Being able to choose your channels...

I have long believed that unbundling of cable and satellite channels would be a good thing.

The model for years has been for subscribers to pay a flat fee for a cable lineup that originally might have included a couple of dozen channels or so. As technology advanced, the cable industry was able to expand the number of channel offerings with a modest increase in cost.

When my wife and I were parents of young children, we would gladly have paid an additional fee to have the cable system filter out the burgeoning number of channels that contained content promoting violence, sex, and morbidity.

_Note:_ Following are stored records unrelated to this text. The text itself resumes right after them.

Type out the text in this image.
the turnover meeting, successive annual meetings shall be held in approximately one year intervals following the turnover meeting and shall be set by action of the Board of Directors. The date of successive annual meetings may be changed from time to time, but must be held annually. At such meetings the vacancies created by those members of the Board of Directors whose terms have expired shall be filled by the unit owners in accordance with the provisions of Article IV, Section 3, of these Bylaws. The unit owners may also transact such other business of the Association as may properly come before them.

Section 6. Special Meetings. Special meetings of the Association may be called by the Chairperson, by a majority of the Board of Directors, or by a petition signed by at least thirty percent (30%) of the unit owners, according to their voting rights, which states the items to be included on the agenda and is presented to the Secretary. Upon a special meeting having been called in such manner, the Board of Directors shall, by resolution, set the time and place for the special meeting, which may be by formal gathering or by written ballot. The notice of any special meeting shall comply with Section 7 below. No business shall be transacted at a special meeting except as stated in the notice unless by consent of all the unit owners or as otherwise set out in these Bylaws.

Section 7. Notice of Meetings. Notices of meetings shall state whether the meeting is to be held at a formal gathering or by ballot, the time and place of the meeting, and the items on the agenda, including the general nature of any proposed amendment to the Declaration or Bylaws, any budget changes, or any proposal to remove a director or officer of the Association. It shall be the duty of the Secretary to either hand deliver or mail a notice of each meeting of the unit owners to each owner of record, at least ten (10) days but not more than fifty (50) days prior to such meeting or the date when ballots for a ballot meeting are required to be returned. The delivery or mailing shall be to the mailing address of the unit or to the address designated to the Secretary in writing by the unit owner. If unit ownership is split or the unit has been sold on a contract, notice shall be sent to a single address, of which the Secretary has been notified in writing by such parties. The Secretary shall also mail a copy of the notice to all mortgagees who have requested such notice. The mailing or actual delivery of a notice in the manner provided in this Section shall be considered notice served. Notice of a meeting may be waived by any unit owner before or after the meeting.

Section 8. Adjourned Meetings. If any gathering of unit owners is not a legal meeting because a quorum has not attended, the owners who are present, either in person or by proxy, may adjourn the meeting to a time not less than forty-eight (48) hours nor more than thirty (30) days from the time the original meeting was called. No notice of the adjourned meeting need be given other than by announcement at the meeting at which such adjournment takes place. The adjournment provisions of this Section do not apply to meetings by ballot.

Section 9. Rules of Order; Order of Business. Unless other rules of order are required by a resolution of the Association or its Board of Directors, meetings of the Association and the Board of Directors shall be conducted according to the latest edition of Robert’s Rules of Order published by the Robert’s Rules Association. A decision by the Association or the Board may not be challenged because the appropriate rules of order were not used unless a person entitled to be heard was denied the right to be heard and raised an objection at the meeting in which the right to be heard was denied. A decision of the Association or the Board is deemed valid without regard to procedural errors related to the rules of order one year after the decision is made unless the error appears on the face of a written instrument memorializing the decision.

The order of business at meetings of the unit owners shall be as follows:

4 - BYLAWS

While each of us has slightly different standards with regard to what's objectionable, there were ways that concerned parents and cable companies might have compromised.

Campbell Brown in action:
(see video below)
"Unworkable" was the basic response from the cable systems to proposals to unbundle channels, suggesting that the technology simply wasn't available to create a viable business model. That was back in the 1970's and '80's. Fast forward to 2013. Not only is the technology available to allow subscribers to pick and choose individual channels and pay only for those channels -- the need for doing so was never greater. It's often called "cherry picking."  The social cost of not offering subscribers this choice is potentially devastating. It's already left a mark on our society.

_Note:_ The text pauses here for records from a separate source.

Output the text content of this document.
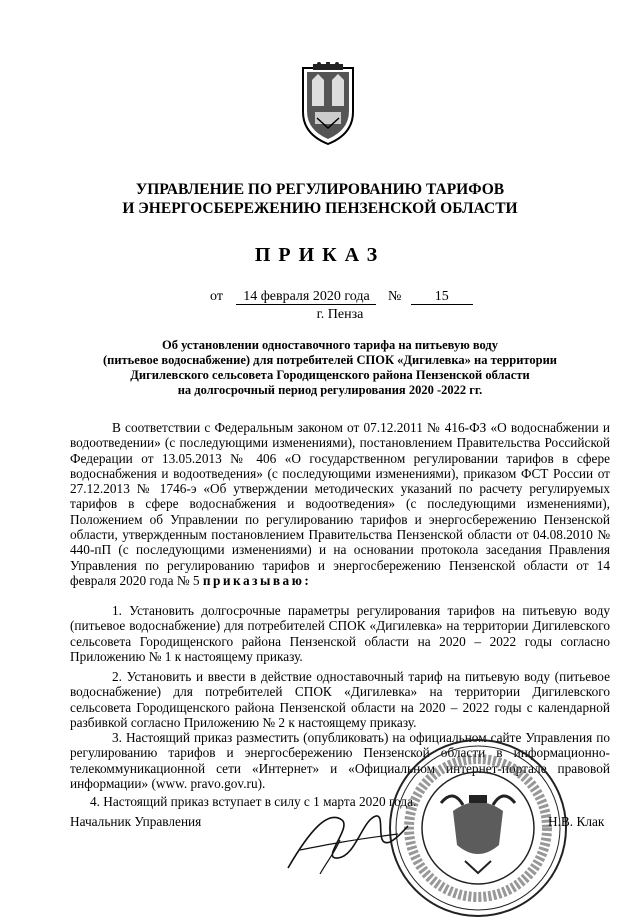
УПРАВЛЕНИЕ ПО РЕГУЛИРОВАНИЮ ТАРИФОВ
И ЭНЕРГОСБЕРЕЖЕНИЮ ПЕНЗЕНСКОЙ ОБЛАСТИ
ПРИКАЗ
от 14 февраля 2020 года № 15
г. Пенза
Об установлении одноставочного тарифа на питьевую воду
(питьевое водоснабжение) для потребителей СПОК «Дигилевка» на территории
Дигилевского сельсовета Городищенского района Пензенской области
на долгосрочный период регулирования 2020 -2022 гг.
В соответствии с Федеральным законом от 07.12.2011 № 416-ФЗ «О водоснабжении и водоотведении» (с последующими изменениями), постановлением Правительства Российской Федерации от 13.05.2013 № 406 «О государственном регулировании тарифов в сфере водоснабжения и водоотведения» (с последующими изменениями), приказом ФСТ России от 27.12.2013 № 1746-э «Об утверждении методических указаний по расчету регулируемых тарифов в сфере водоснабжения и водоотведения» (с последующими изменениями), Положением об Управлении по регулированию тарифов и энергосбережению Пензенской области, утвержденным постановлением Правительства Пензенской области от 04.08.2010 № 440-пП (с последующими изменениями) и на основании протокола заседания Правления Управления по регулированию тарифов и энергосбережению Пензенской области от 14 февраля 2020 года № 5 приказываю:
1. Установить долгосрочные параметры регулирования тарифов на питьевую воду (питьевое водоснабжение) для потребителей СПОК «Дигилевка» на территории Дигилевского сельсовета Городищенского района Пензенской области на 2020 – 2022 годы согласно Приложению № 1 к настоящему приказу.
2. Установить и ввести в действие одноставочный тариф на питьевую воду (питьевое водоснабжение) для потребителей СПОК «Дигилевка» на территории Дигилевского сельсовета Городищенского района Пензенской области на 2020 – 2022 годы с календарной разбивкой согласно Приложению № 2 к настоящему приказу.
3. Настоящий приказ разместить (опубликовать) на официальном сайте Управления по регулированию тарифов и энергосбережению Пензенской области в информационно-телекоммуникационной сети «Интернет» и «Официальном интернет-портале правовой информации» (www. pravo.gov.ru).
4. Настоящий приказ вступает в силу с 1 марта 2020 года.
Начальник Управления	Н.В. Клак
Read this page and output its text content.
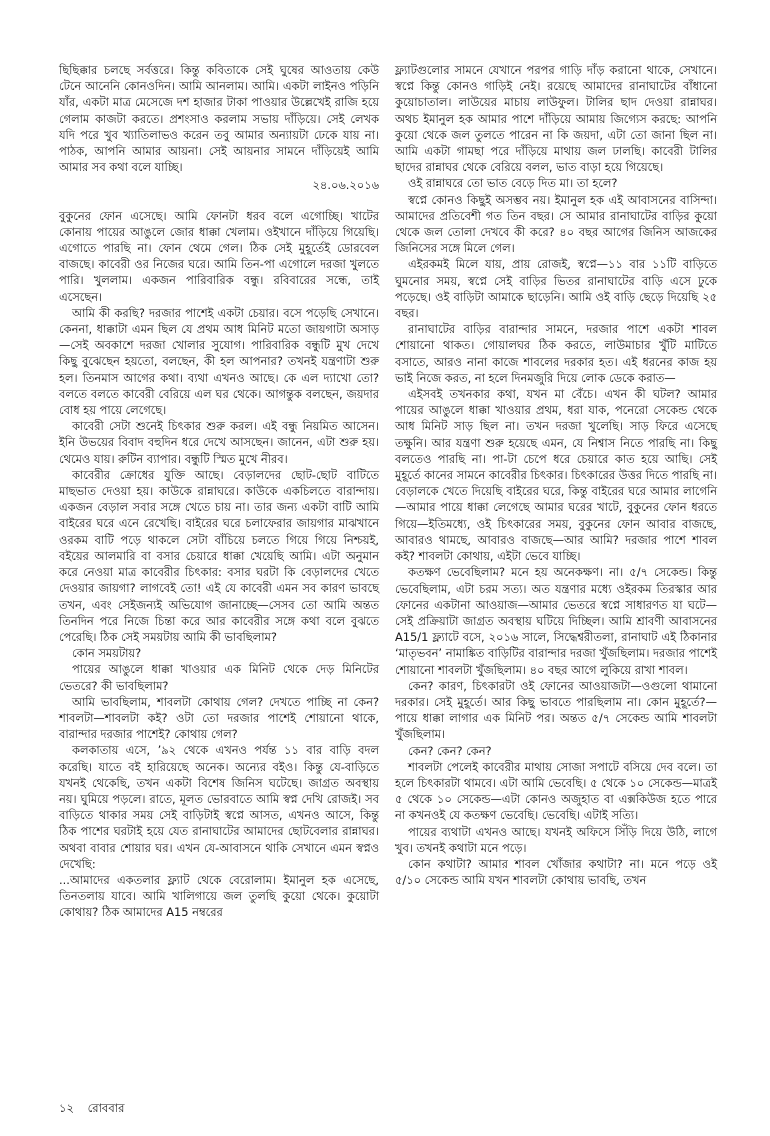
ছিছিক্কার চলছে সর্বত্তরে। কিন্তু কবিতাকে সেই ঘুষের আওতায় কেউ টেনে আনেনি কোনওদিন। আমি আনলাম। আমি। একটা লাইনও পড়িনি যাঁর, একটা মাত্র মেসেজে দশ হাজার টাকা পাওয়ার উল্লেখেই রাজি হয়ে গেলাম কাজটা করতে। প্রশংসাও করলাম সভায় দাঁড়িয়ে। সেই লেখক যদি পরে খুব খ্যাতিলাভও করেন তবু আমার অন্যায়টা ঢেকে যায় না। পাঠক, আপনি আমার আয়না। সেই আয়নার সামনে দাঁড়িয়েই আমি আমার সব কথা বলে যাচ্ছি।

২৪.০৬.২০১৬

বুকুনের ফোন এসেছে। আমি ফোনটা ধরব বলে এগোচ্ছি। খাটের কোনায় পায়ের আঙুলে জোর ধাক্কা খেলাম। ওইখানে দাঁড়িয়ে গিয়েছি। এগোতে পারছি না। ফোন থেমে গেল। ঠিক সেই মুহূর্তেই ডোরবেল বাজছে। কাবেরী ওর নিজের ঘরে। আমি তিন-পা এগোলে দরজা খুলতে পারি। খুললাম। একজন পারিবারিক বন্ধু। রবিবারের সন্ধে, তাই এসেছেন।

আমি কী করছি? দরজার পাশেই একটা চেয়ার। বসে পড়েছি সেখানে। কেননা, ধাক্কাটা এমন ছিল যে প্রথম আধ মিনিট মতো জায়গাটা অসাড়—সেই অবকাশে দরজা খোলার সুযোগ। পারিবারিক বন্ধুটি মুখ দেখে কিছু বুঝেছেন হয়তো, বলছেন, কী হল আপনার? তখনই যন্ত্রণাটা শুরু হল। তিনমাস আগের কথা। ব্যথা এখনও আছে। কে এল দ্যাখো তো? বলতে বলতে কাবেরী বেরিয়ে এল ঘর থেকে। আগন্তুক বলছেন, জয়দার বোধ হয় পায়ে লেগেছে।

কাবেরী সেটা শুনেই চিৎকার শুরু করল। এই বন্ধু নিয়মিত আসেন। ইনি উভয়ের বিবাদ বহুদিন ধরে দেখে আসছেন। জানেন, এটা শুরু হয়। থেমেও যায়। রুটিন ব্যাপার। বন্ধুটি স্মিত মুখে নীরব।

কাবেরীর ক্রোধের যুক্তি আছে। বেড়ালদের ছোট-ছোট বাটিতে মাছভাত দেওয়া হয়। কাউকে রান্নাঘরে। কাউকে একচিলতে বারান্দায়। একজন বেড়াল সবার সঙ্গে খেতে চায় না। তার জন্য একটা বাটি আমি বাইরের ঘরে এনে রেখেছি। বাইরের ঘরে চলাফেরার জায়গার মাঝখানে ওরকম বাটি পড়ে থাকলে সেটা বাঁচিয়ে চলতে গিয়ে গিয়ে নিশ্চয়ই, বইয়ের আলমারি বা বসার চেয়ারে ধাক্কা খেয়েছি আমি। এটা অনুমান করে নেওয়া মাত্র কাবেরীর চিৎকার: বসার ঘরটা কি বেড়ালদের খেতে দেওয়ার জায়গা? লাগবেই তো! এই যে কাবেরী এমন সব কারণ ভাবছে তখন, এবং সেইজন্যই অভিযোগ জানাচ্ছে—সেসব তো আমি অন্তত তিনদিন পরে নিজে চিন্তা করে আর কাবেরীর সঙ্গে কথা বলে বুঝতে পেরেছি। ঠিক সেই সময়টায় আমি কী ভাবছিলাম?

কোন সময়টায়?

পায়ের আঙুলে ধাক্কা খাওয়ার এক মিনিট থেকে দেড় মিনিটের ভেতরে? কী ভাবছিলাম?

আমি ভাবছিলাম, শাবলটা কোথায় গেল? দেখতে পাচ্ছি না কেন? শাবলটা—শাবলটা কই? ওটা তো দরজার পাশেই শোয়ানো থাকে, বারান্দার দরজার পাশেই? কোথায় গেল?

কলকাতায় এসে, ’৯২ থেকে এখনও পর্যন্ত ১১ বার বাড়ি বদল করেছি। যাতে বই হারিয়েছে অনেক। অন্যের বইও। কিন্তু যে-বাড়িতে যখনই থেকেছি, তখন একটা বিশেষ জিনিস ঘটেছে। জাগ্রত অবস্থায় নয়। ঘুমিয়ে পড়লে। রাতে, মূলত ভোরবাতে আমি স্বপ্ন দেখি রোজই। সব বাড়িতে থাকার সময় সেই বাড়িটাই স্বপ্নে আসত, এখনও আসে, কিন্তু ঠিক পাশের ঘরটাই হয়ে যেত রানাঘাটের আমাদের ছোটবেলার রান্নাঘর। অথবা বাবার শোয়ার ঘর। এখন যে-আবাসনে থাকি সেখানে এমন স্বপ্নও দেখেছি:

...আমাদের একতলার ফ্ল্যাট থেকে বেরোলাম। ইমানুল হক এসেছে, তিনতলায় যাবে। আমি খালিগায়ে জল তুলছি কুয়ো থেকে। কুয়োটা কোথায়? ঠিক আমাদের A15 নম্বরের

ফ্ল্যাটগুলোর সামনে যেখানে পরপর গাড়ি দাঁড় করানো থাকে, সেখানে। স্বপ্নে কিন্তু কোনও গাড়িই নেই। রয়েছে আমাদের রানাঘাটের বাঁধানো কুয়োচাতাল। লাউয়ের মাচায় লাউফুল। টালির ছাদ দেওয়া রান্নাঘর। অথচ ইমানুল হক আমার পাশে দাঁড়িয়ে আমায় জিগ্যেস করছে: আপনি কুয়ো থেকে জল তুলতে পারেন না কি জয়দা, এটা তো জানা ছিল না। আমি একটা গামছা পরে দাঁড়িয়ে মাথায় জল ঢালছি। কাবেরী টালির ছাদের রান্নাঘর থেকে বেরিয়ে বলল, ভাত বাড়া হয়ে গিয়েছে।

ওই রান্নাঘরে তো ভাত বেড়ে দিত মা। তা হলে?

স্বপ্নে কোনও কিছুই অসম্ভব নয়। ইমানুল হক এই আবাসনের বাসিন্দা। আমাদের প্রতিবেশী গত তিন বছর। সে আমার রানাঘাটের বাড়ির কুয়ো থেকে জল তোলা দেখবে কী করে? ৪০ বছর আগের জিনিস আজকের জিনিসের সঙ্গে মিলে গেল।

এইরকমই মিলে যায়, প্রায় রোজই, স্বপ্নে—১১ বার ১১টি বাড়িতে ঘুমনোর সময়, স্বপ্নে সেই বাড়ির ভিতর রানাঘাটের বাড়ি এসে ঢুকে পড়েছে। ওই বাড়িটা আমাকে ছাড়েনি। আমি ওই বাড়ি ছেড়ে দিয়েছি ২৫ বছর।

রানাঘাটের বাড়ির বারান্দার সামনে, দরজার পাশে একটা শাবল শোয়ানো থাকত। গোয়ালঘর ঠিক করতে, লাউমাচার খুঁটি মাটিতে বসাতে, আরও নানা কাজে শাবলের দরকার হত। এই ধরনের কাজ হয় ভাই নিজে করত, না হলে দিনমজুরি দিয়ে লোক ডেকে করাত—

এইসবই তখনকার কথা, যখন মা বেঁচে। এখন কী ঘটল? আমার পায়ের আঙুলে ধাক্কা খাওয়ার প্রথম, ধরা যাক, পনেরো সেকেন্ড থেকে আধ মিনিট সাড় ছিল না। তখন দরজা খুলেছি। সাড় ফিরে এসেছে তক্ষুনি। আর যন্ত্রণা শুরু হয়েছে এমন, যে নিশ্বাস নিতে পারছি না। কিছু বলতেও পারছি না। পা-টা চেপে ধরে চেয়ারে কাত হয়ে আছি। সেই মুহূর্তে কানের সামনে কাবেরীর চিৎকার। চিৎকারের উত্তর দিতে পারছি না। বেড়ালকে খেতে দিয়েছি বাইরের ঘরে, কিন্তু বাইরের ঘরে আমার লাগেনি—আমার পায়ে ধাক্কা লেগেছে আমার ঘরের খাটে, বুকুনের ফোন ধরতে গিয়ে—ইতিমধ্যে, ওই চিৎকারের সময়, বুকুনের ফোন আবার বাজছে, আবারও থামছে, আবারও বাজছে—আর আমি? দরজার পাশে শাবল কই? শাবলটা কোথায়, এইটা ভেবে যাচ্ছি।

কতক্ষণ ভেবেছিলাম? মনে হয় অনেকক্ষণ। না। ৫/৭ সেকেন্ড। কিন্তু ভেবেছিলাম, এটা চরম সত্য। অত যন্ত্রণার মধ্যে ওইরকম তিরস্কার আর ফোনের একটানা আওয়াজ—আমার ভেতরে স্বপ্নে সাধারণত যা ঘটে—সেই প্রক্রিয়াটা জাগ্রত অবস্থায় ঘটিয়ে দিচ্ছিল। আমি শ্রাবণী আবাসনের A15/1 ফ্ল্যাটে বসে, ২০১৬ সালে, সিদ্ধেশ্বরীতলা, রানাঘাট এই ঠিকানার ‘মাতৃভবন’ নামাঙ্কিত বাড়িটির বারান্দার দরজা খুঁজছিলাম। দরজার পাশেই শোয়ানো শাবলটা খুঁজছিলাম। ৪০ বছর আগে লুকিয়ে রাখা শাবল।

কেন? কারণ, চিৎকারটা ওই ফোনের আওয়াজটা—ওগুলো থামানো দরকার। সেই মুহূর্তে। আর কিছু ভাবতে পারছিলাম না। কোন মুহূর্তে?—পায়ে ধাক্কা লাগার এক মিনিট পর। অন্তত ৫/৭ সেকেন্ড আমি শাবলটা খুঁজছিলাম।

কেন? কেন? কেন?

শাবলটা পেলেই কাবেরীর মাথায় সোজা সপাটে বসিয়ে দেব বলে। তা হলে চিৎকারটা থামবে। এটা আমি ভেবেছি। ৫ থেকে ১০ সেকেন্ড—মাত্রই ৫ থেকে ১০ সেকেন্ড—এটা কোনও অজুহাত বা এক্সকিউজ হতে পারে না কখনওই যে কতক্ষণ ভেবেছি। ভেবেছি। এটাই সত্যি।

পায়ের ব্যথাটা এখনও আছে। যখনই অফিসে সিঁড়ি দিয়ে উঠি, লাগে খুব। তখনই কথাটা মনে পড়ে।

কোন কথাটা? আমার শাবল খোঁজার কথাটা? না। মনে পড়ে ওই ৫/১০ সেকেন্ড আমি যখন শাবলটা কোথায় ভাবছি, তখন

১২ রোববার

Nowhere is this clearer than in the current debate over gun control. Alas, the culpability of the media and entertainment businesses has been marginalized in the the national debate. Stepping up to focus on the issue is former NBC and CNN correspondent Campbell Brown. She was interviewed on MSNBC earlier this month (April 2013); while she didn't push hard on the "unbundling" of cable channels as a way to help parents -- and society -- she did have some cogent observations about the entertainment industry and some strategies that might work for reigning in an industry that displays little concern over the consequences of its product -- except the box office receipts.